Вот дословная цитата еще из одного письма, которое получил в недавнее время правящий архиерей:
"Дорогой Владыка! Наш батюшка все время удит рыбу. Мы знаем, что апостолы тоже ловили рыбу, но они ловили ее сетями, а на уду ловит диавол. Нас это вводит в смущение".


В некоей епархии священник после долголетнего служения на приходе был переведен на другое место. Указ об этом ему вручал секретарь Владыки. Батюшка, который не чувствовал за собою никакой вины, потребовал объяснений. Секретарь указал на висящий портрет правящего архиерея и проговорил:
— Это вот чья воля.
Тогда священник указал ему на икону Спасителя и молвил:
— А вы бы вот Чью волю исполняли.


Один священник, некоторое время служивший в Архангельской епархии, сам рассказывал о себе такую историю. Как-то он пришел к своему епископу. Владыка принял его по-домашнему, сам угощал и, в частности, вынул из холодильника семгу и отрезал для гостя несколько кусочков. Батюшка съел это с аппетитом и сказал:
— Очень вкусно. Владыка, а нельзя мне еще немножко?..
Владыка отрезал ему еще.
Священник съел это и уже вовсе насытился. После того он сказал:
— Владыка, ведь вам еще семги принесут... Отдайте мне то, что у вас осталось...
Архиерей безропотно завернул в бумагу последнюю часть рыбины и подал батюшке с такими словами:
— Скромности в тебе мало...


Некий только что поставленный епископ был отправлен на послушание в Дамаск, как представитель Патриарха Московского при Антиохийском Первосвятителе. Не успел он там пробыть и нескольких месяцев, как на Ближнем Востоке разразилась очередная война. Владыка немедленно сел в самолет и прибыл в Москву. Когда же Патриарх выразил ему свое неудовольствие по случаю самовольного возвращения, епископ отвечал ему буквально следующими словами:
— Ваше Святейшество, ведь пуля — дура. Она не разбирает, кто араб, кто еврей, а кто — русский архиерей.

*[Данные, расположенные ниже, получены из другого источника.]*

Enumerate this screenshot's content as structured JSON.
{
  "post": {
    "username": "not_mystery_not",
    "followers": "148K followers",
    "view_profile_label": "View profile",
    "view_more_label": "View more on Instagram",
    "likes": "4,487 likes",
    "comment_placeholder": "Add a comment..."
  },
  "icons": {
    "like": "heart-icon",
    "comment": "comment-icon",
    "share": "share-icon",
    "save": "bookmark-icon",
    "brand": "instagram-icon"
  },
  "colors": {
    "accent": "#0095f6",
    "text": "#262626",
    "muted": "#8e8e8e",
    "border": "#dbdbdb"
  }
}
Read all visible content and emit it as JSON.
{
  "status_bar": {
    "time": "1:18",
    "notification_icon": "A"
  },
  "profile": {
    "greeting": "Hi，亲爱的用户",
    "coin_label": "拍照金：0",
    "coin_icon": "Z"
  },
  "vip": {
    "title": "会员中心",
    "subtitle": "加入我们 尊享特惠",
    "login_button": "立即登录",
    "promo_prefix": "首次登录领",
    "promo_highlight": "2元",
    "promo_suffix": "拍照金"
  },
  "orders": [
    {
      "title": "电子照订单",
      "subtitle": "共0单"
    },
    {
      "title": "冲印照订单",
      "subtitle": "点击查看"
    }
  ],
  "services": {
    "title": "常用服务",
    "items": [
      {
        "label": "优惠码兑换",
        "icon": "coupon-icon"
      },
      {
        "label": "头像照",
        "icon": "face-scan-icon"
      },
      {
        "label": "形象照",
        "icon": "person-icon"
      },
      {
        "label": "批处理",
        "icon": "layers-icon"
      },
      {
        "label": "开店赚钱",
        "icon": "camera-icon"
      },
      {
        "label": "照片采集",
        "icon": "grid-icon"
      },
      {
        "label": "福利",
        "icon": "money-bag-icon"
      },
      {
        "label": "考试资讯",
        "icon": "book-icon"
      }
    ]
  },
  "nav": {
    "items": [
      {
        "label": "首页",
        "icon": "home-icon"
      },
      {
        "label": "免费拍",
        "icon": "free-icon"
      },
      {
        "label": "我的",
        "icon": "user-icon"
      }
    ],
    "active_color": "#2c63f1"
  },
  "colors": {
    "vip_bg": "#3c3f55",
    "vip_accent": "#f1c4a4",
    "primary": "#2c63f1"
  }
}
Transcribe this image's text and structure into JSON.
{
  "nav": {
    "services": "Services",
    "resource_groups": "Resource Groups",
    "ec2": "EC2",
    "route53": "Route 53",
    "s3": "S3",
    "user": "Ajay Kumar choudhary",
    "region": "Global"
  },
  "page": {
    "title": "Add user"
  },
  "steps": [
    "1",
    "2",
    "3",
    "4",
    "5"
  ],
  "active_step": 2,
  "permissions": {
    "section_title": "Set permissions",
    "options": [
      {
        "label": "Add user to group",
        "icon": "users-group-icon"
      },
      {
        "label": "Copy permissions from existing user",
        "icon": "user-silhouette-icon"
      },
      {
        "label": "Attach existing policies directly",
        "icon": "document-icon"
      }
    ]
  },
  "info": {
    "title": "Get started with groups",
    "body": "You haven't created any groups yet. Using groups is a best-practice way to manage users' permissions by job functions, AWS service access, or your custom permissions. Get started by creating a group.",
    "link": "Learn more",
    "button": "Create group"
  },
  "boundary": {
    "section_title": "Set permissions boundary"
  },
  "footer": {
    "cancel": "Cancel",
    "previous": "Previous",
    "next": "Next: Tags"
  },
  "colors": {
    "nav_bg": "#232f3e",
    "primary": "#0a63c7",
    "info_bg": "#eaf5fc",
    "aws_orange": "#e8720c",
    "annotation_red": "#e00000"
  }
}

Алма-атинский Митрополит Иосиф (Чернов) как-то прогуливался возле своего дома. К нему подошла маленькая девочка и сказала:
— Дедушка, а я что знаю...
— Что же ты знаешь, детка?
— А человек произошел от обезьяны...
— Неужели?.. Ну, ладно... А как твою маму зовут?
— Наташа.
— Ну, хорошо. Кланяйся своей Наталье Обезьяновне...
— Моя мама — не обезьяновна!..
— Как же не обезьяновна? Если человек произошел от обезьяны, значит и она — обезьяновна.
— Нет, нет! Моя мама — не обезьяновна! Нет!
На том разговор и закончился.


Знаменитый Архиепископ Лука (Войно-Ясенецкий) гулял по какому-то садику, где играли дети. Был он, разумеется, в рясе и клобуке. Владыку увидел милиционер и буквально набросился на него:
— Гражданин, почему вы тут гуляете в таком виде?.. Здесь же дети! Подумайте, какой вы им пример подаете?..
Владыка отвечал:
— А по-вашему так: если бы я нацепил кобуру с пистолетом, это было бы для них лучшим примером?..


Я когда-то заметил некую сообразность, некое соответствие между возглавителями советского государства и современными им первоиерархами Русской Православной Церкви. Патриарх Тихон был достойным партнером Ленина, Митрополит (Патриарх) Сергий — соответствовал Сталину, Патриарх брежневских времен — Пимен вполне может быть наименован "застойным"... Эта закономерность не распространяется лишь на Патриарха Алексия I, первосвятительство которого началось при Сталине, продолжалось при Хрущеве и окончилось уже при Брежневе. Дворянин хорошего рода, лицеист, он никогда не стремился к высшим должностям, но обстоятельства складывались таким образом, что он, сам не домогаясь этого, возвышался и возвышался... Когда он был избран на Первосвятительский престол, ему было уже 68 лет, и более молодые претенденты полагали, что Святейший не протянет особенно долго. Однако же Бог распорядился таким образом, что Патриарх Алексий дожил до 93 лет, а все его завистники умерли гораздо раньше.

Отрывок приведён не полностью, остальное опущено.